Ce n’était pas sans heurt. Les journaux ou les livres qui sortaient de cette imprimerie se faisaient interdire, saisir, la police campait en permanence devant les locaux, les domiciles. On savait les téléphones surveillés. Il y avait de temps en temps des courses poursuites pour semer les flics qui tentaient de surprendre une réunion. Certains se souviendront peut-être de la saisie de La Cause du Peuple, de l’arrestation de l’imprimeur, Simon, et de certains Godard, Gavras, Sartre se constituants prisonniers pour sa libération. Les titres se multipliaient, vivaient quelque temps puis disparaissaient en oubliant les factures impayées, provoquant la faillite de l’imprimerie qui fermait un moment et rouvrait ailleurs. Les «copains» revenaient avec une nouvelle formule de presse, une nouvelle cause à défendre, une nouvelle idée fulgurante. Et le cercle infernal reprenait : journaux-livres-police-faillite… L’Humanité-Rouge, Tumulte, Actuel, Politique Hebdo, Afrique-Asie, Rouge, Le Gay-Pied, Gazoline, Révolution, L’insoumis, Union Pacifiste, editions Des Femmes, L’impatient, Histoire, La Cause du Peuple, Antirouille… De ces années-là, il reste peu de titres, dont Libération, Charlie…

Mais il reste surtout cette extraordinaire liberté d’écrire, de penser, de créer.

…Et ainsi, d’année en année, de journaux en journaux, de descente de police en faillites…

Quelques années plus tard Simon lançait un énième journal dans lequel Cavanna et Cabu ont collaboré et où j’avais la responsabilité d’une rubrique.
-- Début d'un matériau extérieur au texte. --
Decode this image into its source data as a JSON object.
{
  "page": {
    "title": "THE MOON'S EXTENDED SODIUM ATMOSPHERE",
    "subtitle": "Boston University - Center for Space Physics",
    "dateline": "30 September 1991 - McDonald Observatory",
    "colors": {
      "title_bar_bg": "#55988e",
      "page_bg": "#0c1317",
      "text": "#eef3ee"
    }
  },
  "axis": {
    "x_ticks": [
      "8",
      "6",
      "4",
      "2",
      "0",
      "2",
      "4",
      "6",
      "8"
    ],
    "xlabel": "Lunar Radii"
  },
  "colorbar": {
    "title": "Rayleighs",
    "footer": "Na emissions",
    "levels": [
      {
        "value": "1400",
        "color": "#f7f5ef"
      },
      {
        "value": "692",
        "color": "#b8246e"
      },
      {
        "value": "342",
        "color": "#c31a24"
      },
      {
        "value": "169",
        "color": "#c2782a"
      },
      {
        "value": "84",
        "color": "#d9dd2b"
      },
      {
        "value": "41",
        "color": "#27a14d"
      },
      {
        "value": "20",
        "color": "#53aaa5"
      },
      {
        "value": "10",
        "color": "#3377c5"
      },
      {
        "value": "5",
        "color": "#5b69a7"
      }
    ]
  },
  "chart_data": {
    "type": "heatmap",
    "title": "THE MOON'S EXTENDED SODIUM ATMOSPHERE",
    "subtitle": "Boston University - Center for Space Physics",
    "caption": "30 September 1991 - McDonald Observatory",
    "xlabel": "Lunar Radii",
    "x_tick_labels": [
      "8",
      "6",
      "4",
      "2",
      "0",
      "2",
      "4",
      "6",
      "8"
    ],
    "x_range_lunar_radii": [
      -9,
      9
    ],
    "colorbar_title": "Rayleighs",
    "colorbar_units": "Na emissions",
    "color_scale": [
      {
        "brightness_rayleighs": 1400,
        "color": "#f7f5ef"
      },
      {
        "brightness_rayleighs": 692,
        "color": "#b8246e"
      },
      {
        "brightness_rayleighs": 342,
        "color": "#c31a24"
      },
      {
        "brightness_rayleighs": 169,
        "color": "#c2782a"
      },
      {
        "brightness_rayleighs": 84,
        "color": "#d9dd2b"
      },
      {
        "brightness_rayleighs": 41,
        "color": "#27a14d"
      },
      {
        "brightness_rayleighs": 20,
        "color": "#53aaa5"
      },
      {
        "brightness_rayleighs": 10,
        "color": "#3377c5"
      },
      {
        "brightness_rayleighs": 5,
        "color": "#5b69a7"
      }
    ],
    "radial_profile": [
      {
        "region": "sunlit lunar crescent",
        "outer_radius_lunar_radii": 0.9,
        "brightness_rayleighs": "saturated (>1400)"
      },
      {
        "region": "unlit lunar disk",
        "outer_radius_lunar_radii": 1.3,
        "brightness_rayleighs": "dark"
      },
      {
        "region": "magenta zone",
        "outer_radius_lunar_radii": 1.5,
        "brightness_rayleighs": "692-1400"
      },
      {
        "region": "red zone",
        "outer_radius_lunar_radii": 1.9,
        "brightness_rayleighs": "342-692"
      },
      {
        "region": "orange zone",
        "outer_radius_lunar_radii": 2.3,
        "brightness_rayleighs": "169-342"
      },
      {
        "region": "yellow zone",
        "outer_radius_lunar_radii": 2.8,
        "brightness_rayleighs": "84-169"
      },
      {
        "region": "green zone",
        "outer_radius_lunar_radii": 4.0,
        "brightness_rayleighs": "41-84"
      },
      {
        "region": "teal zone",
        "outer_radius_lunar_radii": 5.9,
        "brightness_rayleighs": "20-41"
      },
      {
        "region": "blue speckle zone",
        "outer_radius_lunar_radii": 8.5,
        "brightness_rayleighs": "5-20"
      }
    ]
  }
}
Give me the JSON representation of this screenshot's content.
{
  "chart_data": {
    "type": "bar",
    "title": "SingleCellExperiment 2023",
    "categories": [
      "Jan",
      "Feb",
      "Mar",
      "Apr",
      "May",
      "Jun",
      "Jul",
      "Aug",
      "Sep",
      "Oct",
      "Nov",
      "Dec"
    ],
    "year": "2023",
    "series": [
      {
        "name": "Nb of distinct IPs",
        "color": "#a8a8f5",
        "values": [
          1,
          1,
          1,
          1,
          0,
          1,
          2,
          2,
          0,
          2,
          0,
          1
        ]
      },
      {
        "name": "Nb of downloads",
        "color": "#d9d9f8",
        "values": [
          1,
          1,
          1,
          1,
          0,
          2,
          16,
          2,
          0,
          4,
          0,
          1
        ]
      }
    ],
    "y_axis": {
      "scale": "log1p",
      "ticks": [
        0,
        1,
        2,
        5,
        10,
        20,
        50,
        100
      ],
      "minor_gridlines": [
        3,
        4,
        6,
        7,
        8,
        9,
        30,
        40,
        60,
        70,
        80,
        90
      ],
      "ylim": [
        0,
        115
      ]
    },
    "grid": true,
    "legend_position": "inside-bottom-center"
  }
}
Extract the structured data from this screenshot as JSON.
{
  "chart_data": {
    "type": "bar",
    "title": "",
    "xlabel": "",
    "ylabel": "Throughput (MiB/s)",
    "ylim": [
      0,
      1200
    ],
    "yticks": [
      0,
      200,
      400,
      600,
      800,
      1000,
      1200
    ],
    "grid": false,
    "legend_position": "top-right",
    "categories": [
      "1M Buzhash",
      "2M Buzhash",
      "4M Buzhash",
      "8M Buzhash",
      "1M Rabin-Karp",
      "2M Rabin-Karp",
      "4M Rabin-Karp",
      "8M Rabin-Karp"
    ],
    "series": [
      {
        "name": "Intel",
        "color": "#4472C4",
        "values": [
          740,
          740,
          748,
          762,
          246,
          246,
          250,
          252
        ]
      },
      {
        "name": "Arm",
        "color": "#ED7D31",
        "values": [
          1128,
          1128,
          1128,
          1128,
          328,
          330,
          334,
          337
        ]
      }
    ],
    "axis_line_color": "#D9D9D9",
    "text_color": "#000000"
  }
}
Et ainsi j’ai eu l’occasion de travailler, de boire, de rigoler, avec eux.

Ces copains algériens qui ont été les révélateurs, l’un est rentré en Algérie et a fondé le Théâtre Populaire d’Alger, il a été assassiné dans les années 80, le Théâtre fermé par les islamistes. L’autre, Mohammed… C’était Mohammed Boudiaf, assassiné en 92 alors qu’il était revenu en Algérie à la tête du gouvernement provisoire.

Aujourd’hui, j’ai la sensation que l’histoire s’est enrayée.